Scelidosaurus harrisonii
Scelidosaurus harrisonii
Brian Franczak


Period: Early Jurassic


Order, Suborder, Family: Ornithischia, Thyreophora, Scelidosauridae

Location: Europe (England)

Length: 13 feet (4 meters)

Scelidosaurus was first discovered in the middle of the 19th century in Early Jurassic rocks from southern England. Sir Richard Owen, creator of the name Dinosauria, described its remains. He named it Scelidosaurus, which means "limb reptile," referring to its large legs.

It was the earliest known ornithischian dinosaur and one of the most complete for its time. However, with the discovery of Lesothosaurus and Heterodontosaurus in the 1960s and 1970s, scientists know that Scelidosaurus is not the oldest ornithischian. But it still remains an important animal in the history of dinosaurs. It tells scientists much about the early evolution of ornithischians, particularly stegosaurs and ankylosaurs, the armored dinosaurs from later in the Mesozoic Era.

Scelidosaurus was a plant-eating dinosaur that grew to about 13 feet. It was a heavily built animal. The most unusual feature of Scelidosaurus was that it had many bony plates in the skin of its back and rib cage. These plates were not like the high, thin plates that extended from the backbone of stegosaurian dinosaurs. These plates were similar to the bony armor of ankylosaurs.

The large head of Scelidosaurus was equipped with somewhat simple, leaf-shaped teeth. From the teeth and the shape of the skeleton, scientists know that Scelidosaurus was a plant-eating animal. It likely ate a mixture of leaves of shrubs and low-lying branches, but may also have fed on succulent fruits and even eaten insects as a hatchling and juvenile.

The legs of Scelidosaurus were stout and the feet had four toes. The size and shape of the legs show that Scelidosaurus walked on all four legs. The tail of Scelidosaurus was long compared to most other ornithischian dinosaurs. The tail also had armor in the skin.

Recently, new discoveries of Scelidosaurus have been found from the area where the original fossils were unearthed. These include skull bones and the impressions of small, rounded scales in the skin. These skin impressions are rare fossils. They are helpful for scientists when they try to reconstruct the appearance of dinosaurs and to understand the biology of these extinct animals.

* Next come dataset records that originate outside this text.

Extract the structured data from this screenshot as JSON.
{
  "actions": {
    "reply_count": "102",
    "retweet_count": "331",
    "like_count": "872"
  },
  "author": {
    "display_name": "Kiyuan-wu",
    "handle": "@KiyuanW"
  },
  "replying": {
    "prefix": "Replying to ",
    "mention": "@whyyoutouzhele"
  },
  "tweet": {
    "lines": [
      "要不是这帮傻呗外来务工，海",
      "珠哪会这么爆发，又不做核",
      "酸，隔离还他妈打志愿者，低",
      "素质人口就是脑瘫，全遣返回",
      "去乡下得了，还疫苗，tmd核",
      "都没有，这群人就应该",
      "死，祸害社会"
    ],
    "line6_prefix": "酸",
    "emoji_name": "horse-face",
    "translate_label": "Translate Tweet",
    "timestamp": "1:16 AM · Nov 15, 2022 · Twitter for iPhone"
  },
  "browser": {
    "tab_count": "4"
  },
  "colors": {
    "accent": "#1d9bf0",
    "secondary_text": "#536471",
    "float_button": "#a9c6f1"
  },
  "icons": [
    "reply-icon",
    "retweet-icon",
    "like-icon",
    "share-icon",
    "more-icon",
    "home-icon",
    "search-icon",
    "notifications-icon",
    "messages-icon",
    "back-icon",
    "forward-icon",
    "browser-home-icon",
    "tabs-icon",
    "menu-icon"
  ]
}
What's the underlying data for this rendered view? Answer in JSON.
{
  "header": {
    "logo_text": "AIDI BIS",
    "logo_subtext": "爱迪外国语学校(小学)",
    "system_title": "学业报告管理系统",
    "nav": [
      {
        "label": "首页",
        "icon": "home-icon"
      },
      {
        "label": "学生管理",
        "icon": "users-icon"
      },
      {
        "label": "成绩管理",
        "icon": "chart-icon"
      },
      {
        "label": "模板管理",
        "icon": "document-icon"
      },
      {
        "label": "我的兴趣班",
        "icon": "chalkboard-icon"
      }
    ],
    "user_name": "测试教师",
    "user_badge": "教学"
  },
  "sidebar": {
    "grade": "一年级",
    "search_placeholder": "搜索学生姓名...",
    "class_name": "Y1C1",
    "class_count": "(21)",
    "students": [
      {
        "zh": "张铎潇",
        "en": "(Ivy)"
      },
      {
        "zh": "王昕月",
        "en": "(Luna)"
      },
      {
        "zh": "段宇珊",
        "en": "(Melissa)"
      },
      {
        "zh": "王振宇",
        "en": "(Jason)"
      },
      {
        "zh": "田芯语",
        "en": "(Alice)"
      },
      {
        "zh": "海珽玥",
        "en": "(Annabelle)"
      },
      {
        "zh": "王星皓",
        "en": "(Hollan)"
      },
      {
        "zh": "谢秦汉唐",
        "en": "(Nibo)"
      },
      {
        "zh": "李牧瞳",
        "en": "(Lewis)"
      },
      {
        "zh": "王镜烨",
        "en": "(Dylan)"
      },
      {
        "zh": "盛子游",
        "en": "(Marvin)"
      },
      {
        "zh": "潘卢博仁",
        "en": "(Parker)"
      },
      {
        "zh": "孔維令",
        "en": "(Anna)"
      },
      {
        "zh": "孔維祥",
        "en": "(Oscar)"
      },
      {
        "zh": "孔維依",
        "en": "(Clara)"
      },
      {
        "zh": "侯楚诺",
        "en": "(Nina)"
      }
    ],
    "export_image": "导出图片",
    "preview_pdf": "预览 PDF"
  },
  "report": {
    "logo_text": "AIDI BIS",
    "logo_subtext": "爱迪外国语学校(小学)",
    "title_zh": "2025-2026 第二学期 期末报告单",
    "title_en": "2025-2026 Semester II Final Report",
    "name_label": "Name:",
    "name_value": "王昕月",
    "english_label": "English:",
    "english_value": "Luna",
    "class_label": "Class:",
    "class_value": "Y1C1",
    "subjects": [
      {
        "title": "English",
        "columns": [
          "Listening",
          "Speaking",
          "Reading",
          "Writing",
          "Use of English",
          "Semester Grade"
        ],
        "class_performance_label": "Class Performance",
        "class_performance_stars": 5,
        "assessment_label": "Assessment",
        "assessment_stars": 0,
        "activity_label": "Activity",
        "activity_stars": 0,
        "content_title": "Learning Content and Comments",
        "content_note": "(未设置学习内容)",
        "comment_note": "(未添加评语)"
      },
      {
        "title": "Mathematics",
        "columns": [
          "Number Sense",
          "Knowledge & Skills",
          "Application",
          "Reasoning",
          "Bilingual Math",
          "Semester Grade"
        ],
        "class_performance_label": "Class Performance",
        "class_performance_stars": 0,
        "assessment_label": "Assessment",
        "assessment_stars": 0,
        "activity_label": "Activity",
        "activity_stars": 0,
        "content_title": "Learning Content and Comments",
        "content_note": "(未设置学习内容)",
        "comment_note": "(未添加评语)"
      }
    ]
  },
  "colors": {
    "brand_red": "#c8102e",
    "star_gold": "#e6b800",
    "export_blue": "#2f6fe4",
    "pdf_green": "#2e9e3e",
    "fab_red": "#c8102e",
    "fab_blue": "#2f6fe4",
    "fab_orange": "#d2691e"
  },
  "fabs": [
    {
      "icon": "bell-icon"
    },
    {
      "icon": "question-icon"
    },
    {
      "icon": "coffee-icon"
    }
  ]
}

Scelidosaurus is one of the most primitive armored dinosaurs, along with its close relative Scutellosaurus, which also lived in the Early Jurassic. Both are early members of the group of dinosaurs that contains both stegosaurs and ankylosaurs (Thyreophora). Scelidosaurus is closely related to the Late Jurassic stegosaurs Huayangosaurus and Stegosaurus. It is also related to the Late Jurassic ankylosaur Sarcolestes and the Late Cretaceous ankylosaur Shamosaurus. Lusitanosaurus may also be related; it is known only from a fragment of the snout and was found in Late Jurassic rocks along the coast of Portugal.